Writing, however, is easy. You can write, right? I can write. Even the nine-year-old who beats me at baking can write. Everyone can write — and that’s why many people now think they’re entitled to getting $10,000 checks in the mail for it.

In reality, writing is no different from baking or oil rig engineering: if you don’t know what you’re doing, it will blow up in your face. You’ll offend people, ramble incoherently, and waste your reader’s time. All of this is normal. It’s part of the progression from amateur to professional, and it takes time.

What’s not normal is showing up on the internet with your first, deeply flawed article, putting it behind a paywall, and yelling: “Special edition, come get it while it’s hot!” That’s not good business. That is deception.

You forgot the yeast, for Pete’s sake! This lump is barely edible. Why the hell should we pay you? And yet, people do this every day — and then they complain if their article doesn’t perform well. Welcome to delusion land.

My first loaf of bread was good enough for me and for my roommate to steal the remaining half (true story), but most of all, it was a learning experience.
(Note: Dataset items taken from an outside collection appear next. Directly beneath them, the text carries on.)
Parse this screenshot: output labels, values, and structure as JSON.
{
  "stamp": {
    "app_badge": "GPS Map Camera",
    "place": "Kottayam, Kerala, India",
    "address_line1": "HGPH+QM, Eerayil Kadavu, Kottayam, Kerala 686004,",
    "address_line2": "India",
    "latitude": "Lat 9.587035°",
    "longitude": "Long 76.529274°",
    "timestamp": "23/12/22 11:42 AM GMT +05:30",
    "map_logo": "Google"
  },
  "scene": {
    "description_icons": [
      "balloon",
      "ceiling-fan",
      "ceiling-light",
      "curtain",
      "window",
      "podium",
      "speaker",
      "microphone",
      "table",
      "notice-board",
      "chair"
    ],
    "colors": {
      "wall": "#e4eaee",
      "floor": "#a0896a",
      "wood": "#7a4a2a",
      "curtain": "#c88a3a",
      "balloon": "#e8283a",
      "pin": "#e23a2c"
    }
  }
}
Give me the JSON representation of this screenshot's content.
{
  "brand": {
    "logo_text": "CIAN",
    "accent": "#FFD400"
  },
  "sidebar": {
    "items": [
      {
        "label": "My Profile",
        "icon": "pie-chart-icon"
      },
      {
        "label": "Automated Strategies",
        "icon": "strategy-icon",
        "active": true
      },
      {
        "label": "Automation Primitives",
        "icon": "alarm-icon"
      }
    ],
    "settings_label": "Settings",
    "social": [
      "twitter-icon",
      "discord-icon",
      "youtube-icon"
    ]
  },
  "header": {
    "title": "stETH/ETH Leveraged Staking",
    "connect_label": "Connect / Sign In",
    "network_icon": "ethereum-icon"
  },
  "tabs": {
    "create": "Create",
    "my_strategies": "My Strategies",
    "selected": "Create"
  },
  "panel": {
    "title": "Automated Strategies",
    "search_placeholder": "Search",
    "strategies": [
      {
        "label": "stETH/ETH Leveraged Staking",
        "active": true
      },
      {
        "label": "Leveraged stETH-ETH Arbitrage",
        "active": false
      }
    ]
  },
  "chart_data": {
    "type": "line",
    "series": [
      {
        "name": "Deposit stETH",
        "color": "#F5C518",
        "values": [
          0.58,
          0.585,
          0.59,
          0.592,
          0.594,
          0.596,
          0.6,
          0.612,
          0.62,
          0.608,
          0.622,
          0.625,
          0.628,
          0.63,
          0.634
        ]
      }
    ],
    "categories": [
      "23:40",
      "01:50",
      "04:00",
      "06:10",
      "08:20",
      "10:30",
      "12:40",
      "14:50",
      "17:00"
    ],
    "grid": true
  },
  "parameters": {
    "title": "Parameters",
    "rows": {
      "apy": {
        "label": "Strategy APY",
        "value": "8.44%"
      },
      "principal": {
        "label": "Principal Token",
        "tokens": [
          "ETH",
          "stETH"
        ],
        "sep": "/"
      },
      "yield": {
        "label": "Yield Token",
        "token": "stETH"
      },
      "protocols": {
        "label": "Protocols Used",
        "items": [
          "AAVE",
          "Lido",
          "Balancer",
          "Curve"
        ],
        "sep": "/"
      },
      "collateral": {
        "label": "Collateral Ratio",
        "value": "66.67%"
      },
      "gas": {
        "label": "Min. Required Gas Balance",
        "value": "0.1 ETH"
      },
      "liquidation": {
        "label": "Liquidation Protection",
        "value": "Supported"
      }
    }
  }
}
It was practice. Never in a million years would that bread have lasted in the open market — and it wasn’t meant to.

Writing, designing, programming, these skills are easy to get started with but just as hard as any other to become good at. It’s okay to waste some of our time as you practice in public (accountability matters), but don’t take our dollars for something you know everyone will rightfully want to get a refund for.

Take your time instead. Give us something that’s ready. Give us proper bread, yeast and all, and we’ll be happy to shower you with dough.